A report issued by the Senate Finance Committee last month faulted a “broken” drug pricing system that incentivizes drug companies to raise list prices to ensure their products are covered by insurance companies.
The report places a lot of blame on pharmacy benefit managers (PBMs), middlemen that negotiate with drug companies on the behalf of insurance plans, large employers and other payers for discounts, also referred to rebates, on a drug’s list price. PBMs charge fees and are paid a percentage of the rebate.
This arrangement also translated into higher sales volumes and revenue for drugmakers, according to the report.
Drug companies have pushed for rebate reform that would require that those savings be passed down to patients. Insurers argue they already do this by lowering premiums.
Drug companies also support capping out-of-pocket costs for seniors. Language doing so is in H.R. 3 and other drug pricing bills.
Still, some Medicare patients must pay a percentage of a drug’s list price at the pharmacy counter, so they are affected when prices go up.

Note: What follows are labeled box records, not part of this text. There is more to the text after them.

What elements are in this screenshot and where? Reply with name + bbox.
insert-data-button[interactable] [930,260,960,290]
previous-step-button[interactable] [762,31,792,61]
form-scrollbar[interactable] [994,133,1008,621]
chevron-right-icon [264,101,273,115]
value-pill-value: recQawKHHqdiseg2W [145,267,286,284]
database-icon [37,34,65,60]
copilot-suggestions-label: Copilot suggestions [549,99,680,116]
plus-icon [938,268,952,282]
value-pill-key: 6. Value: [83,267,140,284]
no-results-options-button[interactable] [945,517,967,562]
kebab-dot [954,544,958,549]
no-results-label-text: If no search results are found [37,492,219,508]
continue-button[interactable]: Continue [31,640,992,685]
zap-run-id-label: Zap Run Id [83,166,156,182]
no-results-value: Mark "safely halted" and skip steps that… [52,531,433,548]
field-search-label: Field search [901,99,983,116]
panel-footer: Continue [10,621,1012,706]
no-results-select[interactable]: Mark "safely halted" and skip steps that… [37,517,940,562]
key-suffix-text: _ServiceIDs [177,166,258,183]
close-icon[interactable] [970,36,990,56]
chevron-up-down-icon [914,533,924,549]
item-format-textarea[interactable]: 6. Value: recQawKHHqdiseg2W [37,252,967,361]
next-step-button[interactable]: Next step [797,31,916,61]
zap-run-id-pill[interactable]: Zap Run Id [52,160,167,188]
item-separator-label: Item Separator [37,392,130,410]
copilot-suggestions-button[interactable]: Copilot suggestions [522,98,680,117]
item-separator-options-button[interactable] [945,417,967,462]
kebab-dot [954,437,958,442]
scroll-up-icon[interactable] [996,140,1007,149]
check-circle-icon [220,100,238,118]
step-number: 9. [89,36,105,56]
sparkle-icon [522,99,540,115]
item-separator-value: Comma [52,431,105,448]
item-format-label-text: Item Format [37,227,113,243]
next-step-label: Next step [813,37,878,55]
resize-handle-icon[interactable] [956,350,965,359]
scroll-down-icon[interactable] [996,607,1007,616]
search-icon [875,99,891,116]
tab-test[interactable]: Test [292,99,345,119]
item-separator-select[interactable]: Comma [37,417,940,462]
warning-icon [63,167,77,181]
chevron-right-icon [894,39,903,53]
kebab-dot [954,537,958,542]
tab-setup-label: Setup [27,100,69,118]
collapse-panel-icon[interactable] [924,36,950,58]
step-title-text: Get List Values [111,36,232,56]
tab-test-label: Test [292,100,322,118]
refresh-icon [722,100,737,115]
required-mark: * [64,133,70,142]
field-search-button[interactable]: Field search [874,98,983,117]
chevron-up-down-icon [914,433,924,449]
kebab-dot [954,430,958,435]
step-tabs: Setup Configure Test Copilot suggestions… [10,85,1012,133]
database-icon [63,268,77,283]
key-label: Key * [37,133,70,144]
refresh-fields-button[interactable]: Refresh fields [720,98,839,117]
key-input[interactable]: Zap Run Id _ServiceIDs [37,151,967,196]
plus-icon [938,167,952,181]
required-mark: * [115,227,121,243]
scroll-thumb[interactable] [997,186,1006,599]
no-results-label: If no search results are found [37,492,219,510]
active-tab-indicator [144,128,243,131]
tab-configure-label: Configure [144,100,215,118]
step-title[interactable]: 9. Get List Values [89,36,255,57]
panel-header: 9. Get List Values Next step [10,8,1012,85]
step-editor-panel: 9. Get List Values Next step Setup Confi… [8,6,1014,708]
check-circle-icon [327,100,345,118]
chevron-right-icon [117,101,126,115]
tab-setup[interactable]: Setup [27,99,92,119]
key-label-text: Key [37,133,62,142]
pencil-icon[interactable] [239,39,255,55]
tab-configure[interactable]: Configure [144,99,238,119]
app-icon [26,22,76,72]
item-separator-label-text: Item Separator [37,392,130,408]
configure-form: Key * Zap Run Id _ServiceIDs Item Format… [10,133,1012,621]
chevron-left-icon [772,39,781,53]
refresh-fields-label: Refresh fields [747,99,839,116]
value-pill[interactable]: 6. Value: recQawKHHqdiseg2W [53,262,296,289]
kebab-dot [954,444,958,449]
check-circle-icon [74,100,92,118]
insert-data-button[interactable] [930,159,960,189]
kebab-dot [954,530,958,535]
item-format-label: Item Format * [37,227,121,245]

Regardless of lobbying by the drug industry, Democrats appear intent on following through on their years-long promise to allow Medicaid to negotiate drug prices.
Even Sen. Joe Manchin (D-W.V.), one of the most moderate members of the Senate, whom Democrats know they must win over to pass their priorities, has backed drug pricing negotiation legislation in the past.
Negotiation has been part of the Democratic playbook for almost 20 years, said one Democratic aide.
“I wouldn’t expect all of a sudden the caucus as a whole to say, let’s go do something else.”